Sécurité sociale, (suite)
Il en découle les règles posées en 1945 : le financement est assuré par les cotisations des salariés et des employeurs ; la gestion incombe aux conseils d'administration des caisses, représentant les assurés et les entreprises. Le respect de l'héritage conduit à admettre une multiplication de régimes spéciaux sauvegardant des avantages catégoriels acquis, et une couverture complémentaire des risques assurée par des mutuelles.
Risques couverts et population concernée.
• Les risques couverts en 1945 sont ceux prévus dans les textes antérieurs : maladie, invalidité, accidents du travail et maladies professionnelles, vieillesse et décès ainsi que maternité ; en outre, les allocations familiales versent des prestations pour compenser certaines charges de famille. L'assurance retraite repose sur la logique de répartition, qui la met à la charge des actifs et la rend donc vulnérable aux déséquilibres entre actifs et retraités. Les allocations chômage restent en dehors du système.
La Sécurité sociale, en n'intéressant à l'origine que les seuls salariés, se mettait en contradiction avec le préambule de la Constitution de 1946, plus proche des principes de Beveridge, qui affirmait : « Tout être humain [...] a le droit d'obtenir de la collectivité des moyens corrects d'existence... » Aussi, une loi du 22 mai 1946 prévoit-elle sa généralisation à tous les Français. Son histoire sous les IVe et Ve Républiques est celle d'un élargissement progressif à des catégories sociales qui n'en bénéficiaient pas en 1945 : après qu'une loi de janvier 1948 eut prévu des régimes pour non-salariés, l'assurance maladie est étendue aux exploitants agricoles en 1961, puis aux non-salariés non agricoles (artisans et commerçants) en 1966. Elle bénéficie aussi à partir de 1975 aux adultes handicapés, puis est quasiment généralisée en janvier 1978 avec l'instauration d'une « assurance personnelle ». Sans devenir pour autant partie intégrante de la Sécurité sociale, l'assurance chômage voit le jour par l'accord du 31 décembre 1958 entre patronat et syndicats créant les Assedic et l'Unedic.
L'accroissement des besoins et des déficits.

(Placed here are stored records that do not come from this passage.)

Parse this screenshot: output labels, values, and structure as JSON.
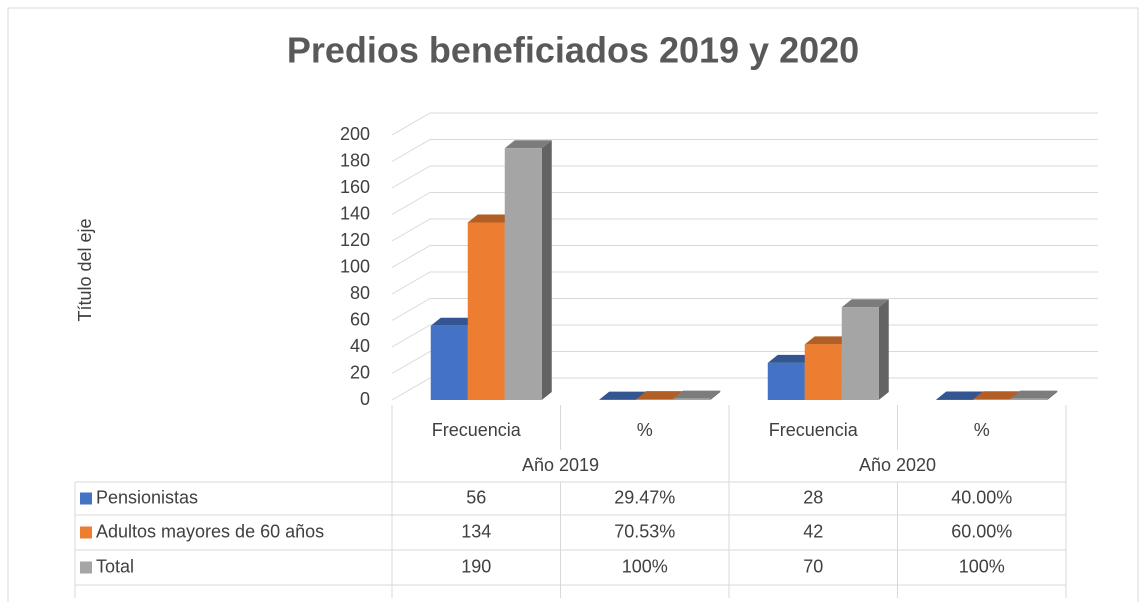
{
  "chart_data": {
    "type": "bar3d",
    "title": "Predios beneficiados 2019 y 2020",
    "y_axis_label": "Título del eje",
    "categories": [
      "Frecuencia",
      "%",
      "Frecuencia",
      "%"
    ],
    "category_groups": [
      "Año 2019",
      "Año 2020"
    ],
    "series": [
      {
        "name": "Pensionistas",
        "color": "#4472c4",
        "values": [
          56,
          0.2947,
          28,
          0.4
        ],
        "value_labels": [
          "56",
          "29.47%",
          "28",
          "40.00%"
        ]
      },
      {
        "name": "Adultos mayores de 60 años",
        "color": "#ed7d31",
        "values": [
          134,
          0.7053,
          42,
          0.6
        ],
        "value_labels": [
          "134",
          "70.53%",
          "42",
          "60.00%"
        ]
      },
      {
        "name": "Total",
        "color": "#a5a5a5",
        "values": [
          190,
          1,
          70,
          1
        ],
        "value_labels": [
          "190",
          "100%",
          "70",
          "100%"
        ]
      }
    ],
    "ylim": [
      0,
      200
    ],
    "yticks": [
      0,
      20,
      40,
      60,
      80,
      100,
      120,
      140,
      160,
      180,
      200
    ],
    "grid": true
  }
}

• Dès 1953, on avait constaté que la Sécurité sociale ne pouvait couvrir certains besoins, pris en charge par des formes traditionnelles d'assistance réorganisées sous l'appellation d'« aide sociale » ; en outre, l'action de l'abbé Pierre ou du Père Wresinski et, plus tard, celle de Coluche illustrent l'importance persistante de la charité - ou de la solidarité - privée (dans des domaines toutefois qui ne relèvent pas directement de la sphère d'intervention de la Sécurité sociale : logement, nutrition, formation). Enfin, la loi du 1er décembre 1988 portant création du revenu minimum d'insertion (RMI), en marge de la Sécurité sociale qui en reçoit néanmoins la gestion, entend répondre au problème de la marginalisation des sans-emploi. Le RMI est financé par l'État.
L'histoire de la Sécurité sociale est aussi, de longue date, celle de son déficit. La réforme Jeanneney de 1966-1967 avait essayé - sans grand succès - d'y répondre en séparant les caisses gérant les différents risques. Aujourd'hui, tandis que les ressources augmentent moins vite à cause du chômage, les dépenses se sont accrues, notamment à cause du vieillissement de la population. D'où une série de réformes visant à contrôler les dépenses de santé et le régime des retraites, d'une part, et à améliorer le financement de la protection sociale, d'autre part (création d'impôts tels que la contribution sociale généralisée, CSG). Le déficit demeure néanmoins élevé : pour le régime général, il atteignait 11,9 milliards d'euros en 2005.